The world will surpass one billion international tourists by the end of 2023 for the first time since the COVID-19 pandemic, according to the latest data from the United Nations World Tourism Organisation (UNWTO).
And the mark will be easily eclipsed, according to the global tourism monitor, with 975 million tourist arrivals recorded just for the first nine months of the year – an increase of 38 percent on 2022 – and setting up the world’s tourism industry to fully recover from the pandemic in 2024.
Cities and countries around the world welcomed 22 percent more visitors in the third quarter of 2023 than the corresponding period last year, significantly helped by swelling numbers throughout the European summer.
Despite passing the one-billion mark once again – a level first achieved back in 2012 – global tourism still has a little way to go to fully recover from the devastating pandemic, with the final tally for the year expected to be around 90 percent of 2019 levels.
Global tourism spending is expected to reach US$1.4 trillion (AU$2.13 trillion) by the end of the year, close to the US$1.5 trillion (AU$2.28 trillion) spent around the world in 2019.
“The latest UNWTO data shows that international tourism has almost completely recovered from the unprecedented crisis of COVID-19 with many destinations reaching or even exceeding pre-pandemic arrivals and receipts,” said UNWTO Secretary-General, Zurab Pololikashvili.

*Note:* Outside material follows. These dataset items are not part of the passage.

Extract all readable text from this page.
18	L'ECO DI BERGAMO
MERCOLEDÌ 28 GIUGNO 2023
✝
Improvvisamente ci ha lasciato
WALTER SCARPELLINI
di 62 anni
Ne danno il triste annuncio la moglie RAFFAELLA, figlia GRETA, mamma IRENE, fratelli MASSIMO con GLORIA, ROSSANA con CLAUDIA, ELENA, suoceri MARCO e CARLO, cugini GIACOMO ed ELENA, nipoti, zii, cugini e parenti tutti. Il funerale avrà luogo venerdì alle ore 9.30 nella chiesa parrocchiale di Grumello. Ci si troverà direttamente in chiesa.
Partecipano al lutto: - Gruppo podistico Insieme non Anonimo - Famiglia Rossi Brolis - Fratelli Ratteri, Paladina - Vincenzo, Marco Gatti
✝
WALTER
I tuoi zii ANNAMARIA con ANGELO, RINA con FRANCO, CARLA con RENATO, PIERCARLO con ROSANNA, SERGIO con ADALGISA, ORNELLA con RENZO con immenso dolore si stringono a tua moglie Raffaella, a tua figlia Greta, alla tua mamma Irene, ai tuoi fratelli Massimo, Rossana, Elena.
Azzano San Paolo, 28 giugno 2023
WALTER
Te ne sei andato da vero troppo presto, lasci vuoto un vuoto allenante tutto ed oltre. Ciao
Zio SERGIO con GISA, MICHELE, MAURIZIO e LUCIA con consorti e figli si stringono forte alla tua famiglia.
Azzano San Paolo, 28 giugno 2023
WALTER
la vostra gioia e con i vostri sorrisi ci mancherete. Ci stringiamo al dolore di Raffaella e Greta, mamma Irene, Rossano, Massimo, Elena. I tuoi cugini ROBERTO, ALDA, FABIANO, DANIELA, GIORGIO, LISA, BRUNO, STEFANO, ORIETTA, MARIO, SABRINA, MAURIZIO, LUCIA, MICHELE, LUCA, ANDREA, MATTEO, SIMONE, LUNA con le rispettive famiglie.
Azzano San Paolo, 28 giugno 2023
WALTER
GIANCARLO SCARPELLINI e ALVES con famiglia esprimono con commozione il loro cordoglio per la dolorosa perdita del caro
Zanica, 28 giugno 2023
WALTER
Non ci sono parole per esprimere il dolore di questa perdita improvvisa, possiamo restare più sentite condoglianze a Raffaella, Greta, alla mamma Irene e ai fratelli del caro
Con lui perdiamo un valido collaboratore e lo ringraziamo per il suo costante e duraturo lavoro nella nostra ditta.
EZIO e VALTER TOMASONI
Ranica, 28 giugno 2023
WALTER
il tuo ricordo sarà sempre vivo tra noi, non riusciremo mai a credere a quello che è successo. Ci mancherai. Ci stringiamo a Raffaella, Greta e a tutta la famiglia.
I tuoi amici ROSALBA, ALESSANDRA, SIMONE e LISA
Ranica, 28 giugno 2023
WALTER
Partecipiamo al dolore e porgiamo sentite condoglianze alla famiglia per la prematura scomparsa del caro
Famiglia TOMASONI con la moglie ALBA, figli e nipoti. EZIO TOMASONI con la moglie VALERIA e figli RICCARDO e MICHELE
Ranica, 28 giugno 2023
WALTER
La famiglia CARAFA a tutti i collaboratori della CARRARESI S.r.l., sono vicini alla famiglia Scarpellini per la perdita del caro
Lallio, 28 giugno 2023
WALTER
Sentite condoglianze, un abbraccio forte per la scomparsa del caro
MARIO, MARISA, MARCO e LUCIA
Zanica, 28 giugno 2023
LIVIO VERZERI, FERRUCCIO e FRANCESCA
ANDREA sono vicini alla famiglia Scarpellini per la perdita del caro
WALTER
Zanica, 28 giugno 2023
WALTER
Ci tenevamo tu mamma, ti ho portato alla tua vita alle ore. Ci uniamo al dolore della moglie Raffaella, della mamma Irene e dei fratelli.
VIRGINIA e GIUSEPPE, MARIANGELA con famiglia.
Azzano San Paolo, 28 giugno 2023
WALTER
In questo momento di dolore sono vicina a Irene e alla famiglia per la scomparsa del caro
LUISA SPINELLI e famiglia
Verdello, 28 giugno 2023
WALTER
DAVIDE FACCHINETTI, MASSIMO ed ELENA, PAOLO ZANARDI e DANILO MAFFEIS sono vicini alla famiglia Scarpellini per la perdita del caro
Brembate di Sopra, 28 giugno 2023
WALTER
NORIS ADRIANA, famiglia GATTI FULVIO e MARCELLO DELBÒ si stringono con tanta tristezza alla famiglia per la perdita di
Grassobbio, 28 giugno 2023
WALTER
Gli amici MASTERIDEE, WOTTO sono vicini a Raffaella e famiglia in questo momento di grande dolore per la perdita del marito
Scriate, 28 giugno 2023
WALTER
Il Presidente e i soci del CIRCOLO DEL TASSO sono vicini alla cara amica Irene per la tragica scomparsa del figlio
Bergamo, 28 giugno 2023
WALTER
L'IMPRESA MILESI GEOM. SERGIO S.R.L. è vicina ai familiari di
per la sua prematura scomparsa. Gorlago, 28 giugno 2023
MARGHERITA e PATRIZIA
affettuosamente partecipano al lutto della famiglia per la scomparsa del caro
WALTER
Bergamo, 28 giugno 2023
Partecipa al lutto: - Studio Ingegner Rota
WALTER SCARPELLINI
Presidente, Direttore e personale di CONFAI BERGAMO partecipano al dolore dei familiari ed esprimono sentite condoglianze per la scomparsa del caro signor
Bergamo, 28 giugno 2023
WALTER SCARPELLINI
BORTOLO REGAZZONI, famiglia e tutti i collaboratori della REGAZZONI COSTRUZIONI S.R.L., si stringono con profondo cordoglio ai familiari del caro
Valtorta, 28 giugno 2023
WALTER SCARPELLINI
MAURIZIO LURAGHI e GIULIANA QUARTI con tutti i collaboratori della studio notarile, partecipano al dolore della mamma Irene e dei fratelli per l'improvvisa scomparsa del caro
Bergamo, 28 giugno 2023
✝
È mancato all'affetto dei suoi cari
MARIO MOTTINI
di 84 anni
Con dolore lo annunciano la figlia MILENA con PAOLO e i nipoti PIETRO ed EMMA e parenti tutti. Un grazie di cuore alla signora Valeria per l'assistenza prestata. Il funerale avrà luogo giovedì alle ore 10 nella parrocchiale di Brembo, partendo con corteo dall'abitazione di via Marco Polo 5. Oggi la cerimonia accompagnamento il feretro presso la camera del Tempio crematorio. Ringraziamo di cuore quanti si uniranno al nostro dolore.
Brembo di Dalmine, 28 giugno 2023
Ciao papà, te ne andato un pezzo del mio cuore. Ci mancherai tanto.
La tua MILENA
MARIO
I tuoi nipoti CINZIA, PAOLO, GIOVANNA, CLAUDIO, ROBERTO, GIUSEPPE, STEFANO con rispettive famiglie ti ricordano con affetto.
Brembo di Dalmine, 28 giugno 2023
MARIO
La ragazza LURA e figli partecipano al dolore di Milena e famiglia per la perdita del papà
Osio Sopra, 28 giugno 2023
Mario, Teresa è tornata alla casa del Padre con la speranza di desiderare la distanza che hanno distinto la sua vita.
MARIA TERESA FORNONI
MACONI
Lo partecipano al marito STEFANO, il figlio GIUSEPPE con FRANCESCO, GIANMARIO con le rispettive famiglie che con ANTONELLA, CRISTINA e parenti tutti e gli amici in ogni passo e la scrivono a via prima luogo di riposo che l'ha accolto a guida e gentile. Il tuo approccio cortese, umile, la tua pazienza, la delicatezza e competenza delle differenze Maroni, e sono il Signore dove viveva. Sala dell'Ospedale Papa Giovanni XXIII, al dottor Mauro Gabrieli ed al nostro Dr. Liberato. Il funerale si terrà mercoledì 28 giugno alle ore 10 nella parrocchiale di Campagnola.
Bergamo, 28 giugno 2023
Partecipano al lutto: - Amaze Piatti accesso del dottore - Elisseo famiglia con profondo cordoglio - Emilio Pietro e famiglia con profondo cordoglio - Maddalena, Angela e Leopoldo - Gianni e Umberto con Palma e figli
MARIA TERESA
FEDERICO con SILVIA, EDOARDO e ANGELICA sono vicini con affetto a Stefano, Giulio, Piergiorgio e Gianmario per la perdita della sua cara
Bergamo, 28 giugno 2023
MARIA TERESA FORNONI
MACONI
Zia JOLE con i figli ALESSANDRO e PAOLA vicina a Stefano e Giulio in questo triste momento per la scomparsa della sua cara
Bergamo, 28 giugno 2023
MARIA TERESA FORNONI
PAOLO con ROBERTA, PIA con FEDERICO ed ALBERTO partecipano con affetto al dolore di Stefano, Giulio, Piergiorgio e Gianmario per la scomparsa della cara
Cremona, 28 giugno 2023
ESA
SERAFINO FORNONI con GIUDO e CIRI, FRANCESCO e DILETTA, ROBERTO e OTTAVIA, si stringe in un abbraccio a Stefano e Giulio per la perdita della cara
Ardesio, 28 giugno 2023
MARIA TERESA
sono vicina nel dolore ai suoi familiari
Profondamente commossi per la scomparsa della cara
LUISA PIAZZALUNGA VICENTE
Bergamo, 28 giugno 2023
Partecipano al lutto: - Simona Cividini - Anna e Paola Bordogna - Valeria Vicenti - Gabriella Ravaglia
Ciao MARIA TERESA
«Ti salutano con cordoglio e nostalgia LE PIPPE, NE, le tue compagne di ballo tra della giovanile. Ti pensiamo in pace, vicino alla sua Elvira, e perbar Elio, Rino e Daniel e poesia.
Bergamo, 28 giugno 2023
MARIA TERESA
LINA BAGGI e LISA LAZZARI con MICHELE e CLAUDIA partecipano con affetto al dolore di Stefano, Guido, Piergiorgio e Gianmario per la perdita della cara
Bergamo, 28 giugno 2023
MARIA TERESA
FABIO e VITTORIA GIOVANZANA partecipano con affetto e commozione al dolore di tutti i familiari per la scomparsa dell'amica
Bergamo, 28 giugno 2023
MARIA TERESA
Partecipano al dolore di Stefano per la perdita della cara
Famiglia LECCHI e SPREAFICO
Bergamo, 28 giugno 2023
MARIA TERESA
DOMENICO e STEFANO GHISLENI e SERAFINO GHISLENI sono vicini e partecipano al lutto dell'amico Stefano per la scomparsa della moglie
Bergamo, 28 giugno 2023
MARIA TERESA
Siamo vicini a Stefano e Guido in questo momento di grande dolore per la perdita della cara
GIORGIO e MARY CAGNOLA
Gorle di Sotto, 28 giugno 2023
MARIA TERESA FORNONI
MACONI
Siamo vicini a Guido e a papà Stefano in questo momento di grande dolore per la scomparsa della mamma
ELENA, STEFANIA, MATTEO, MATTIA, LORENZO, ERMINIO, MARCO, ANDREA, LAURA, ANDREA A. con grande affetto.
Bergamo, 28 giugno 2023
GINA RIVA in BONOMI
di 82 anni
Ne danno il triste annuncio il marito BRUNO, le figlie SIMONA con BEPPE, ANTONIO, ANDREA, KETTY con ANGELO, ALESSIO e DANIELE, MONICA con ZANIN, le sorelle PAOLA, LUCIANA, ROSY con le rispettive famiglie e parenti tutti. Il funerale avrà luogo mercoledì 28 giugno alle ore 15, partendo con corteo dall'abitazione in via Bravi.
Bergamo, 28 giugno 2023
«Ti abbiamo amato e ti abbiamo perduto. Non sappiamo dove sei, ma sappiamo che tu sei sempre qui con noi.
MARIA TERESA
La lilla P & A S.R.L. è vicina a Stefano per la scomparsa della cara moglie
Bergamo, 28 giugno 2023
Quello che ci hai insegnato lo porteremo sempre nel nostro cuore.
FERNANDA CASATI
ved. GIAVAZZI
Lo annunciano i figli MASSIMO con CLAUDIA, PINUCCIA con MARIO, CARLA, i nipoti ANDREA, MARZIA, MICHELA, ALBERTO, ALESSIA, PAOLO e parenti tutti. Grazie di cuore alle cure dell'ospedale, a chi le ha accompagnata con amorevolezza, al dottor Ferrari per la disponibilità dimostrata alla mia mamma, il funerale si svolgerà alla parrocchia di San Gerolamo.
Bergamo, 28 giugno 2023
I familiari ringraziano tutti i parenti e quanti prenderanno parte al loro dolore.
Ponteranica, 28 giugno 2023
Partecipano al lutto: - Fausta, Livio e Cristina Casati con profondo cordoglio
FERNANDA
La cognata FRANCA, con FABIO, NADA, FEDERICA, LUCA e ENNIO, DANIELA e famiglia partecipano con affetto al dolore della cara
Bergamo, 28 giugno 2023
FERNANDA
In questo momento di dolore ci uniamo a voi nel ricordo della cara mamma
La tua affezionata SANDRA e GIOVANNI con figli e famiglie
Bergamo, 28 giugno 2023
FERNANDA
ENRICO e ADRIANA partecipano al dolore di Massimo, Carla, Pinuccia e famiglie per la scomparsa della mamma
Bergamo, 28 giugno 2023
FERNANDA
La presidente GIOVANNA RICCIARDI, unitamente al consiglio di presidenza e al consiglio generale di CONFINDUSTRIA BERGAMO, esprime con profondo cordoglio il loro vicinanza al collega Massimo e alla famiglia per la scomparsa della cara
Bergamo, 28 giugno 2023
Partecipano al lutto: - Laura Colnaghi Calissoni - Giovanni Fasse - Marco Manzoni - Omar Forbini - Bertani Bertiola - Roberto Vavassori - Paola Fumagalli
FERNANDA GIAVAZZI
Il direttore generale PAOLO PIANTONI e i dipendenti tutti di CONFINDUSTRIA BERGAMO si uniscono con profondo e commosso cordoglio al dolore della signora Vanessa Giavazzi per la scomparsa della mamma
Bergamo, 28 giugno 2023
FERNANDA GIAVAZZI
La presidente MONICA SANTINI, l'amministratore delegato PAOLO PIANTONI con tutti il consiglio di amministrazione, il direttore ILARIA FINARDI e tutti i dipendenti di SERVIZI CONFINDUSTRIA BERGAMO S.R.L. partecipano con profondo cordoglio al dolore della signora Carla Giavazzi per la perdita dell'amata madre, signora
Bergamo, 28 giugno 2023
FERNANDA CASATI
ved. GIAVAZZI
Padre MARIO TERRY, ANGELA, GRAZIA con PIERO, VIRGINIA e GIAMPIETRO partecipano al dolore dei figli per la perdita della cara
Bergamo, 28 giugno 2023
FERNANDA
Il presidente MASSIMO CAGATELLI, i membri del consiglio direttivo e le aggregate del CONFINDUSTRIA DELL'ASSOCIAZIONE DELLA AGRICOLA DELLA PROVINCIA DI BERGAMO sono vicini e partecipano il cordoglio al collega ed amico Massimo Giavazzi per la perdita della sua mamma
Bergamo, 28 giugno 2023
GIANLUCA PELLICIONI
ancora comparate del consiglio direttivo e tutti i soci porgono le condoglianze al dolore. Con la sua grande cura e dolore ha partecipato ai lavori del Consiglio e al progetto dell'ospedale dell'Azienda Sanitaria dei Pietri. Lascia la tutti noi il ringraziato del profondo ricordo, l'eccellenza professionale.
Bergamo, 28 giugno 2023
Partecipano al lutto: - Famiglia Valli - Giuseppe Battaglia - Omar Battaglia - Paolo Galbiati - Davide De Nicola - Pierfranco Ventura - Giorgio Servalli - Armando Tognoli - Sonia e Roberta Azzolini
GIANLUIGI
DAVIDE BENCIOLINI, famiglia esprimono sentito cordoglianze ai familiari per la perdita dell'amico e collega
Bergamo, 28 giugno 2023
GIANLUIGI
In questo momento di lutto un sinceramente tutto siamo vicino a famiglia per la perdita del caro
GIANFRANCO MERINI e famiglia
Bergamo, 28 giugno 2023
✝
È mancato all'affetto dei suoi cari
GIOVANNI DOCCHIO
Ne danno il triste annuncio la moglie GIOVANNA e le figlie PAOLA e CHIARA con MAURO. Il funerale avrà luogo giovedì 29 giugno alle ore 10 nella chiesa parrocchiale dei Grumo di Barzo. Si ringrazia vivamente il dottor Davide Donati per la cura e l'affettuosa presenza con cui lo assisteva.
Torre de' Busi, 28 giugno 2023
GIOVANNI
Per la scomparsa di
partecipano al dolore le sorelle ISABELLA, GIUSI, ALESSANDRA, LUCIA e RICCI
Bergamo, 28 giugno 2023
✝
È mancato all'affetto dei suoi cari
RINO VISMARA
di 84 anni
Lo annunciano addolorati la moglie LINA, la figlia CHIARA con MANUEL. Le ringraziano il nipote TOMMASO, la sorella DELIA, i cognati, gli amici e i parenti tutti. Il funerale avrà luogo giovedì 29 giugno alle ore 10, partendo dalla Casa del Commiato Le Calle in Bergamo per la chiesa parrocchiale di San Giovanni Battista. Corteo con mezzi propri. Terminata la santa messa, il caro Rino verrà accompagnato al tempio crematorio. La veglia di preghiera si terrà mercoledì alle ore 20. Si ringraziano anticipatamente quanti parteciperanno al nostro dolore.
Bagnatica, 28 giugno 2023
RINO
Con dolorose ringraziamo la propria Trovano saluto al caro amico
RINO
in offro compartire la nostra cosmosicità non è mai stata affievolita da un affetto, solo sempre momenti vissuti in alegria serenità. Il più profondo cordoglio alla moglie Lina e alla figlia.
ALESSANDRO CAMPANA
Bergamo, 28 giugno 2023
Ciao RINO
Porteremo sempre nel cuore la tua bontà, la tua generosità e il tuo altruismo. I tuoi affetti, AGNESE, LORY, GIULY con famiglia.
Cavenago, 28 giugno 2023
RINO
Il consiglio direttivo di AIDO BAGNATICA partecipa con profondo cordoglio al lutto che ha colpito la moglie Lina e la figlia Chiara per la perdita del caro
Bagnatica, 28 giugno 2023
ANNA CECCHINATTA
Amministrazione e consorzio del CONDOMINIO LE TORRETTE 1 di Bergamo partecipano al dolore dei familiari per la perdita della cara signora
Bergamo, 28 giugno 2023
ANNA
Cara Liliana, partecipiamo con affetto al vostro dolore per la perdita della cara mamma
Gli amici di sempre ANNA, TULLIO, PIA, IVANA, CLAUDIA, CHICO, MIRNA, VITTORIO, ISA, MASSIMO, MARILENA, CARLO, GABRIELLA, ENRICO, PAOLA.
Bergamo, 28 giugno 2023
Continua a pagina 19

In the Asia-Pacific, the recovery has been mixed, with China’s slow reopening seeing the nation only at 50 percent of its pre-pandemic capacity from January to September 2023, whereas Southern Asia and the Pacific is almost fully recovered at 92 percent of its pre-pandemic glory.
The Middle East is the standout leader, with arrivals already reaching 20 percent above pre-pandemic figures in the first nine months of 2023.
Africa and Europe are both within touching distance of full recovery at 92 percent and 94 percent respectively.